Run integration tests:

```bash
pytest tests/integration
```

---

## Repository structure

```
services/core/environment/   world environments — MarketPathEnvironment
services/core/eval/          structural evaluation layer
services/core/learning/      evidence policy and learning scaffold
services/cli/                operational CLI

scripts/                     demos, export tools, and policy builders
tests/                       unit and integration tests
infra/cdk/                   AWS infrastructure — API Gateway, Lambda, DynamoDB, S3
docs/                        architecture diagrams
outputs/learning/            experiment datasets and policy outputs
```

---

## How to evaluate this repository in 10 minutes

1. Run `python3 scripts/demo_learning_loop.py` and observe that every run produces structured artifacts
2. Check `outputs/learning/` — trajectories are exported as a clean dataset
3. Run `python3 scripts/demo_policy_guided_trading_agent.py` and observe decisions being guided by prior evidence
4. Open any `decision.json` artifact — the decision, trajectory, and state deltas are all explicit and inspectable
5. The model does not change.
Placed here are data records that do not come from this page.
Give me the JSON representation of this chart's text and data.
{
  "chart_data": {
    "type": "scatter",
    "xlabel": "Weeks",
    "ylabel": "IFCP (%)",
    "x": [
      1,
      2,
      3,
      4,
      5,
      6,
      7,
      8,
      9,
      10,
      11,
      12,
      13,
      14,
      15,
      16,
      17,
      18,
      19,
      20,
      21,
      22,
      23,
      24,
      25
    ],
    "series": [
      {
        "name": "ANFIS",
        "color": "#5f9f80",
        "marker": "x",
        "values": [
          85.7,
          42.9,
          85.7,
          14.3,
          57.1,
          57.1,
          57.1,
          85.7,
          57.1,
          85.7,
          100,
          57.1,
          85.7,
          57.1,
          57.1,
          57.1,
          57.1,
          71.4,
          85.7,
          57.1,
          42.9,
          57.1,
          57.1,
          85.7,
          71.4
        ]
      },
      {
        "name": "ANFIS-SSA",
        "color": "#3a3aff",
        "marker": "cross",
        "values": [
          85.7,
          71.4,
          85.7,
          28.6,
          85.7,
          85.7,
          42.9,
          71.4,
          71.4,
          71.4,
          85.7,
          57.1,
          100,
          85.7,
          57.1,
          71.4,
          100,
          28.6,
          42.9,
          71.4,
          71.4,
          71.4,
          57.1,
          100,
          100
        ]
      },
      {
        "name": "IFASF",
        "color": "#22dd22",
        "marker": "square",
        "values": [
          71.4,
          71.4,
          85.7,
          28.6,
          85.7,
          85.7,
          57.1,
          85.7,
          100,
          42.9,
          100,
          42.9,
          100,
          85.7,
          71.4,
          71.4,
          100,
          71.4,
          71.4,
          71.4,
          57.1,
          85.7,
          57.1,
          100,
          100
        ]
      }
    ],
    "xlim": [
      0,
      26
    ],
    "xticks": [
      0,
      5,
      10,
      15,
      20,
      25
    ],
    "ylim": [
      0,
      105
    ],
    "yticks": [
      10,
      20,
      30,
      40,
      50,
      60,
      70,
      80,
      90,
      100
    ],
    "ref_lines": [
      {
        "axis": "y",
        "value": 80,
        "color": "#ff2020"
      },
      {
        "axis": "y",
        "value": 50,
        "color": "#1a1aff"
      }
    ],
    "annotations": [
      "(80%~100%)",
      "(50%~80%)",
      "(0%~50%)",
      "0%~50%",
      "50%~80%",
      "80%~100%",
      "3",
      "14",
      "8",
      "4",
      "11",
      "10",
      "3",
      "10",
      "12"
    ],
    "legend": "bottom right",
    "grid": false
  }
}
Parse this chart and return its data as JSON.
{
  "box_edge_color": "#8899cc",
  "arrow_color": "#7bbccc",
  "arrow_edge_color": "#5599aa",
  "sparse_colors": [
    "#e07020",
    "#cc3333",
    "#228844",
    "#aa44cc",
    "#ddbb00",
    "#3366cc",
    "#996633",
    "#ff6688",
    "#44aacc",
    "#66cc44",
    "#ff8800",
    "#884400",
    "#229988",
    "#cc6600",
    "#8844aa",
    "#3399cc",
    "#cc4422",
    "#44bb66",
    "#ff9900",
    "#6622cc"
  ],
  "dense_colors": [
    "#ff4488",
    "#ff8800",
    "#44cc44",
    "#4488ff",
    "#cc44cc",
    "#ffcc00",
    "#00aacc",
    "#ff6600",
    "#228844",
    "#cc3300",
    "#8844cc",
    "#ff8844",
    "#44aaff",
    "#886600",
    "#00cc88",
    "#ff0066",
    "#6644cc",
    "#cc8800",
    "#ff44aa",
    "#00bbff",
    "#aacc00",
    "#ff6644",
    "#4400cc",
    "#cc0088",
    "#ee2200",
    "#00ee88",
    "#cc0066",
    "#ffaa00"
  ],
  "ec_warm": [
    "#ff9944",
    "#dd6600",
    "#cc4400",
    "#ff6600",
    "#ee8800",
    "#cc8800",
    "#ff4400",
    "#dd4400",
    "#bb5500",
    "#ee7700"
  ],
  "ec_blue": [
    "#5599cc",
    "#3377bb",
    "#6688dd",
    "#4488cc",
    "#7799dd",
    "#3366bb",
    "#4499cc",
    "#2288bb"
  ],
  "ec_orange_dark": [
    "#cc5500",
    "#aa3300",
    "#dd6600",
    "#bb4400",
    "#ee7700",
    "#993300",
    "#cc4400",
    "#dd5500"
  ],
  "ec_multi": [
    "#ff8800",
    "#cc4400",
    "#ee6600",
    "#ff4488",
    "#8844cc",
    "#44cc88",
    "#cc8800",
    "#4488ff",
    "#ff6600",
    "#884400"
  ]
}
The system improves through architecture.

---

## Project status

Current milestone: **v0.8.5.1 — Policy-Guided Agent**

The learning loop is complete. Experiments produce evidence. Evidence becomes policy. Policy informs future decisions.

The next step is replacing the deterministic `MarketPathEnvironment` with a learned world model — at which point the environment itself becomes a predictive system rather than a replay. The experimental architecture remains unchanged.